My own idea for such a system would be something along the lines of unique quality upgrades that apply only to crafts made while at the maximum achievable level (6). Like additional Phys Def or chance to proc Eviter or something. It'd take some thought to iron out. A simpler version of this change could be to have Quality Tools applied by the appropriate craftsmen (I.E. a Metalworker applying tools to a Longsword) having a greater effect.
Another, more simple idea, is allowing higher level crafters to raise the Upgrade Level of items relevant to their craft slightly higher. Not super impactful but still desirable to those wanting to squeeze all the numbers they can get out of their gear, thus creating a demand for the formerly nigh-useless crafters. Sort of. Metalworking would still reign supreme with this method given the amount of Metal items.

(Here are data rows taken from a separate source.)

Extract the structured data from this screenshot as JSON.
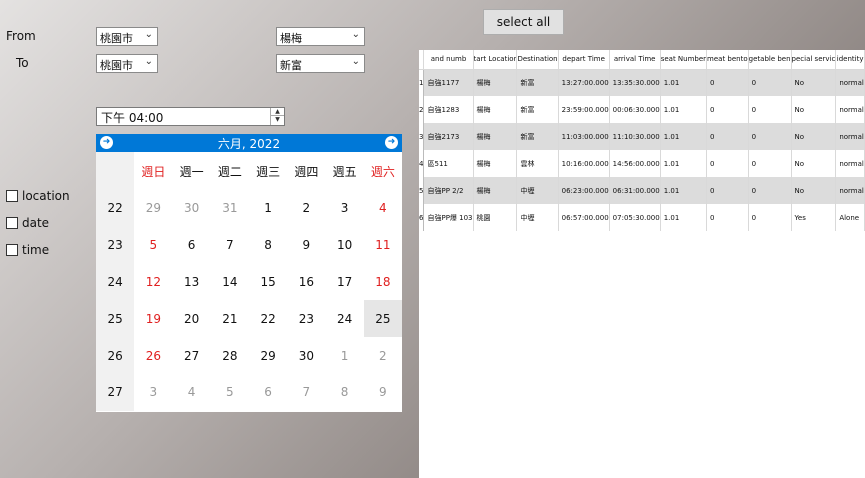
{
  "form": {
    "from_label": "From",
    "to_label": "To",
    "from_city": "桃園市",
    "from_station": "楊梅",
    "to_city": "桃園市",
    "to_station": "新富",
    "time_value": "下午 04:00"
  },
  "select_all_label": "select all",
  "calendar": {
    "month_title": "六月, 2022",
    "weekdays": [
      "週日",
      "週一",
      "週二",
      "週三",
      "週四",
      "週五",
      "週六"
    ],
    "weeks": [
      {
        "wk": "22",
        "days": [
          "29",
          "30",
          "31",
          "1",
          "2",
          "3",
          "4"
        ]
      },
      {
        "wk": "23",
        "days": [
          "5",
          "6",
          "7",
          "8",
          "9",
          "10",
          "11"
        ]
      },
      {
        "wk": "24",
        "days": [
          "12",
          "13",
          "14",
          "15",
          "16",
          "17",
          "18"
        ]
      },
      {
        "wk": "25",
        "days": [
          "19",
          "20",
          "21",
          "22",
          "23",
          "24",
          "25"
        ]
      },
      {
        "wk": "26",
        "days": [
          "26",
          "27",
          "28",
          "29",
          "30",
          "1",
          "2"
        ]
      },
      {
        "wk": "27",
        "days": [
          "3",
          "4",
          "5",
          "6",
          "7",
          "8",
          "9"
        ]
      }
    ],
    "selected": "25"
  },
  "filters": {
    "location": "location",
    "date": "date",
    "time": "time"
  },
  "table": {
    "columns": [
      "and numb",
      "tart Locatior",
      "Destination",
      "depart Time",
      "arrival Time",
      "seat Number",
      "meat bento",
      "getable ben",
      "pecial servic",
      "identity"
    ],
    "rows": [
      {
        "n": "1",
        "cells": [
          "自強1177",
          "楊梅",
          "新富",
          "13:27:00.000",
          "13:35:30.000",
          "1.01",
          "0",
          "0",
          "No",
          "normal"
        ]
      },
      {
        "n": "2",
        "cells": [
          "自強1283",
          "楊梅",
          "新富",
          "23:59:00.000",
          "00:06:30.000",
          "1.01",
          "0",
          "0",
          "No",
          "normal"
        ]
      },
      {
        "n": "3",
        "cells": [
          "自強2173",
          "楊梅",
          "新富",
          "11:03:00.000",
          "11:10:30.000",
          "1.01",
          "0",
          "0",
          "No",
          "normal"
        ]
      },
      {
        "n": "4",
        "cells": [
          "區511",
          "楊梅",
          "雲林",
          "10:16:00.000",
          "14:56:00.000",
          "1.01",
          "0",
          "0",
          "No",
          "normal"
        ]
      },
      {
        "n": "5",
        "cells": [
          "自強PP 2/2",
          "楊梅",
          "中壢",
          "06:23:00.000",
          "06:31:00.000",
          "1.01",
          "0",
          "0",
          "No",
          "normal"
        ]
      },
      {
        "n": "6",
        "cells": [
          "自強PP爆 103",
          "桃園",
          "中壢",
          "06:57:00.000",
          "07:05:30.000",
          "1.01",
          "0",
          "0",
          "Yes",
          "Alone"
        ]
      }
    ]
  }
}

Ultimately the issue that needs to be solved is the lack of incentive to be a level 6 (or even 5) Tailor or Wood Worker compared to the far more useful facets you could commit your 7 crafting levels to. A perfect balance is impossible, they just need to have something that's more frequently desired than Wrist Strings and Heavy Arrows to compete with Material Kits and other such coveted consumables. The ideas I've provided are purposefully bare bones as I just want to spark possible avenues to take for poor Tailors and Wood Workers out of the job.

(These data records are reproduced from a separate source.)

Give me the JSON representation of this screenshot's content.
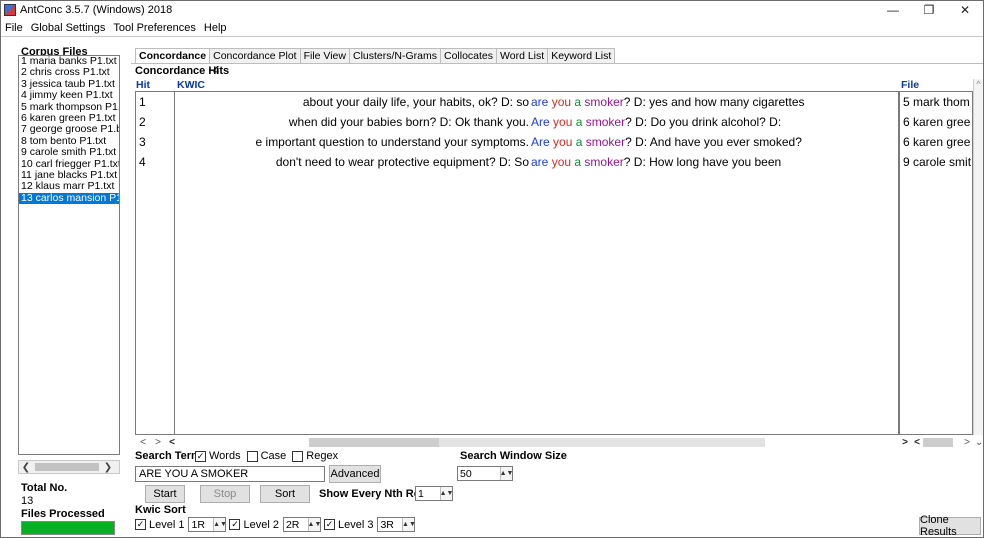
{
  "window": {
    "title": "AntConc 3.5.7 (Windows) 2018",
    "minimize": "—",
    "maximize": "❐",
    "close": "✕"
  },
  "menu": [
    "File",
    "Global Settings",
    "Tool Preferences",
    "Help"
  ],
  "left": {
    "corpus_files_label": "Corpus Files",
    "files": [
      "1 maria banks P1.txt",
      "2 chris cross P1.txt",
      "3 jessica taub P1.txt",
      "4 jimmy keen P1.txt",
      "5 mark thompson P1.t",
      "6 karen green P1.txt",
      "7 george groose P1.b",
      "8 tom bento P1.txt",
      "9 carole smith P1.txt",
      "10 carl friegger P1.txt",
      "11 jane blacks P1.txt",
      "12 klaus marr P1.txt",
      "13 carlos mansion P1."
    ],
    "selected_index": 12,
    "total_no_label": "Total No.",
    "total_no_value": "13",
    "files_processed_label": "Files Processed",
    "progress": 1.0
  },
  "tabs": [
    "Concordance",
    "Concordance Plot",
    "File View",
    "Clusters/N-Grams",
    "Collocates",
    "Word List",
    "Keyword List"
  ],
  "active_tab": 0,
  "concordance": {
    "hits_label": "Concordance Hits",
    "hits_count": "4",
    "col_hit": "Hit",
    "col_kwic": "KWIC",
    "col_file": "File",
    "rows": [
      {
        "hit": "1",
        "left": "about your daily life, your habits, ok? D: so",
        "kw": [
          "are",
          "you",
          "a",
          "smoker"
        ],
        "right": "? D: yes and how many cigarettes",
        "file": "5 mark thom"
      },
      {
        "hit": "2",
        "left": "when did your babies born? D: Ok thank you.",
        "kw": [
          "Are",
          "you",
          "a",
          "smoker"
        ],
        "right": "? D: Do you drink alcohol? D:",
        "file": "6 karen gree"
      },
      {
        "hit": "3",
        "left": "e important question to understand your symptoms.",
        "kw": [
          "Are",
          "you",
          "a",
          "smoker"
        ],
        "right": "? D: And have you ever smoked?",
        "file": "6 karen gree"
      },
      {
        "hit": "4",
        "left": "don't need to wear protective equipment? D: So",
        "kw": [
          "are",
          "you",
          "a",
          "smoker"
        ],
        "right": "? D: How long have you been",
        "file": "9 carole smit"
      }
    ]
  },
  "search": {
    "term_label": "Search Term",
    "words_label": "Words",
    "words_checked": true,
    "case_label": "Case",
    "case_checked": false,
    "regex_label": "Regex",
    "regex_checked": false,
    "term_value": "ARE YOU A SMOKER",
    "advanced_label": "Advanced",
    "window_size_label": "Search Window Size",
    "window_size_value": "50",
    "start_label": "Start",
    "stop_label": "Stop",
    "sort_label": "Sort",
    "nth_row_label": "Show Every Nth Row",
    "nth_row_value": "1"
  },
  "kwic_sort": {
    "label": "Kwic Sort",
    "level1_label": "Level 1",
    "level1_value": "1R",
    "level2_label": "Level 2",
    "level2_value": "2R",
    "level3_label": "Level 3",
    "level3_value": "3R",
    "clone_label": "Clone Results"
  }
}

Ushering in more present items into the crafting pools of the lesser used crafts is a step in the right direction, but to remain relevant they'll need to have a niche on par with the present crafting giants(Alchemy/Enchanting/Cooking/Tool Creation) to incentivize players into spending levels raising them rather than ignoring them outright the vast majority of the time, likely in the form of unique consumables or interactions with relevant gear to their profession to creative incentive to commit to the lesser represented crafts.